De ce fait, l’ordre de l’après-guerre froide n’est pas à proprement parler un nouvel ordre international, comme l’avaient proclamé les présidents George Bush et François Mitterrand, en 1990, à la tribune de l’Assemblée générale des Nations Unies.

Il s’agit en fait d’un ordre ambigu :– il se veut le prolongement de l’ancien ordre, expurgé de la rivalité

des blocs ;– il est aussi tout à la fois le résultat d’une unipolarité américaine,

contestée plus ou moins ouvertement, d’une multipolarité balbutiante et d’un équilibre des puissances confus ;

– l’ordre post-bipolaire demeure également singulier, parce qu’il ne résulte pas d’une guerre généralisée. Les ordres précédents sont nés des guerres et du chaos.
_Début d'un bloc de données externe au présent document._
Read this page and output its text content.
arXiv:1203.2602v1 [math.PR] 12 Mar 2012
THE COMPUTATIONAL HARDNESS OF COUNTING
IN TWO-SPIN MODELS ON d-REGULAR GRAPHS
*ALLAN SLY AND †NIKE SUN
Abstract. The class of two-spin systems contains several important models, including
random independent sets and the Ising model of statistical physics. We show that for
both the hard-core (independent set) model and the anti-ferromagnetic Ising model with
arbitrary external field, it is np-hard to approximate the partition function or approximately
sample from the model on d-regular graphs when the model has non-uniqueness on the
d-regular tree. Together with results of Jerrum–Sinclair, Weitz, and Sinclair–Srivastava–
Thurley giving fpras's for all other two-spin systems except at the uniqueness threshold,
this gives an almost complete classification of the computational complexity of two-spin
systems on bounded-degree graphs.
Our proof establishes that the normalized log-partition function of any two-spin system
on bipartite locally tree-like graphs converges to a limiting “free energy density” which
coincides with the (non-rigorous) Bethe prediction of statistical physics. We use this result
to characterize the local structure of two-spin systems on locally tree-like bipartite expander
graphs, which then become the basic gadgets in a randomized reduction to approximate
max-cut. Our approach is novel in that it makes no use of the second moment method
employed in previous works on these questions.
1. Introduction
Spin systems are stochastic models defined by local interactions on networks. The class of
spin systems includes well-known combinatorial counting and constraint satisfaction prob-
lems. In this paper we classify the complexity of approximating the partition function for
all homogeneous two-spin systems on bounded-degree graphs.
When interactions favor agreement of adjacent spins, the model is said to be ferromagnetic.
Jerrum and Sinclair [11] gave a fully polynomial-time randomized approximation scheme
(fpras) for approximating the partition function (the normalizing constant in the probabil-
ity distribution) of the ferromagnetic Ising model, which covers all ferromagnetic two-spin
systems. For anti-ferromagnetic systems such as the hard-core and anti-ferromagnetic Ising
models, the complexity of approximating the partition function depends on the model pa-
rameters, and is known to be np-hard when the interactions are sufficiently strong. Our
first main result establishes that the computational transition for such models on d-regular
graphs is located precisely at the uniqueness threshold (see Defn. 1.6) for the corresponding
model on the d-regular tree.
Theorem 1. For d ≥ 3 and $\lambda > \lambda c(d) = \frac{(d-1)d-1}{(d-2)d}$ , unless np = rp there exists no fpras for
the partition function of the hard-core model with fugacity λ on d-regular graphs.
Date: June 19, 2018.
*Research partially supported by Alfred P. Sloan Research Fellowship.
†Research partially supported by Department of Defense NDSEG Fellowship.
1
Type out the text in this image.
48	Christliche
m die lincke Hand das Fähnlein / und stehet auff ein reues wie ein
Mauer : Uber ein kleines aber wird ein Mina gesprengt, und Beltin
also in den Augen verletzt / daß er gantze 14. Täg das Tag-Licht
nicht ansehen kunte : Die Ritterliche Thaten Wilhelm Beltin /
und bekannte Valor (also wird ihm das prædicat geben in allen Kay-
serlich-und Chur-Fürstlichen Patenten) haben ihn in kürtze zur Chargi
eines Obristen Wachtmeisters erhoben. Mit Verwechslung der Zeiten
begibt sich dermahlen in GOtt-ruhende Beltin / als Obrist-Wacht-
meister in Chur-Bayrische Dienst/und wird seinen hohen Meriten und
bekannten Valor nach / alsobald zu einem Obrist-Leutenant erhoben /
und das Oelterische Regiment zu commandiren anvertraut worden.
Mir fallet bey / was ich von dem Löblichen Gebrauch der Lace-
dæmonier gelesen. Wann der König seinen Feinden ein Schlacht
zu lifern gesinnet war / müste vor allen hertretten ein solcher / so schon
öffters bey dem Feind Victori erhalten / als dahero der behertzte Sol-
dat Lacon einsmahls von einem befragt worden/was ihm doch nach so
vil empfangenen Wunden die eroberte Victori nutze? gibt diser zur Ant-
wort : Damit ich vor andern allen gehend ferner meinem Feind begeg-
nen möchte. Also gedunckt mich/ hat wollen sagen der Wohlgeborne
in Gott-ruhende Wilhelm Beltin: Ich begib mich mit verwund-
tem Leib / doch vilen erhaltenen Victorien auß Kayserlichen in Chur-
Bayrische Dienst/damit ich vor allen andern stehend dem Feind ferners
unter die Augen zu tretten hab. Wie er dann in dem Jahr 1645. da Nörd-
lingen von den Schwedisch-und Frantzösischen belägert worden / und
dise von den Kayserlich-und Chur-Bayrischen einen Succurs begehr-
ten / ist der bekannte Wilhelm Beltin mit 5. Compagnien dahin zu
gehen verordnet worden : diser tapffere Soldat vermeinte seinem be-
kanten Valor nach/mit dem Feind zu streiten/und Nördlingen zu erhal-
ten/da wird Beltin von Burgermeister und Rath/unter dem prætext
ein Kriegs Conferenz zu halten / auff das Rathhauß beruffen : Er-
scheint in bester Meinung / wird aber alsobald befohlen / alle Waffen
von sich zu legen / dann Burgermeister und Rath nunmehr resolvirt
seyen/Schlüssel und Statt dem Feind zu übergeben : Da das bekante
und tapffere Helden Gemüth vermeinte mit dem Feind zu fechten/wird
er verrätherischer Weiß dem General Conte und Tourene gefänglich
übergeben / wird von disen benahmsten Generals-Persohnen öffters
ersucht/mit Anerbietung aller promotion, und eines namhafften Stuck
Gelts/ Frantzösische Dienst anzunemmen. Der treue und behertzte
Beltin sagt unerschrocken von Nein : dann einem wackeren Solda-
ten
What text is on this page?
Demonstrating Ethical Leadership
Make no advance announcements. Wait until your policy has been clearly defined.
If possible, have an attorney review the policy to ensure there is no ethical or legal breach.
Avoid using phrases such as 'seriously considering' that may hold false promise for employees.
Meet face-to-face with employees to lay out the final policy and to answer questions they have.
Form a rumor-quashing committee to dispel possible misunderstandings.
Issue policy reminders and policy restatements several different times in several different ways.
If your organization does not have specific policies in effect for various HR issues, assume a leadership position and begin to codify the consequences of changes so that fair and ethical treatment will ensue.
Aujourd’hui, les données sur la base desquelles fut construit l’ordre établi en 1945 ont changé. De ce fait, la position-clé des vainqueurs de la Seconde Guerre mondiale est convoitée par des pays qui ont acquis une puissance économique importante et qui veulent parachever leur statut de grande puissance en intégrant le cercle des meneurs du jeu international.

L’ordre international va se trouver ainsi au cœur des débats relatifs aux Nations Unies. Il est tout à la fois contesté et convoité par les nouvelles puissances, celles qui ont le moyen d’être révisionnistes.

Mais quel est l’objectif des puissances insatisfaites par l’ordre international ? Un simple réaménagement ? Ou bien la mise en place d’un ordre international nouveau ? De quels moyens disposent-elles alors pour obtenir satisfaction ?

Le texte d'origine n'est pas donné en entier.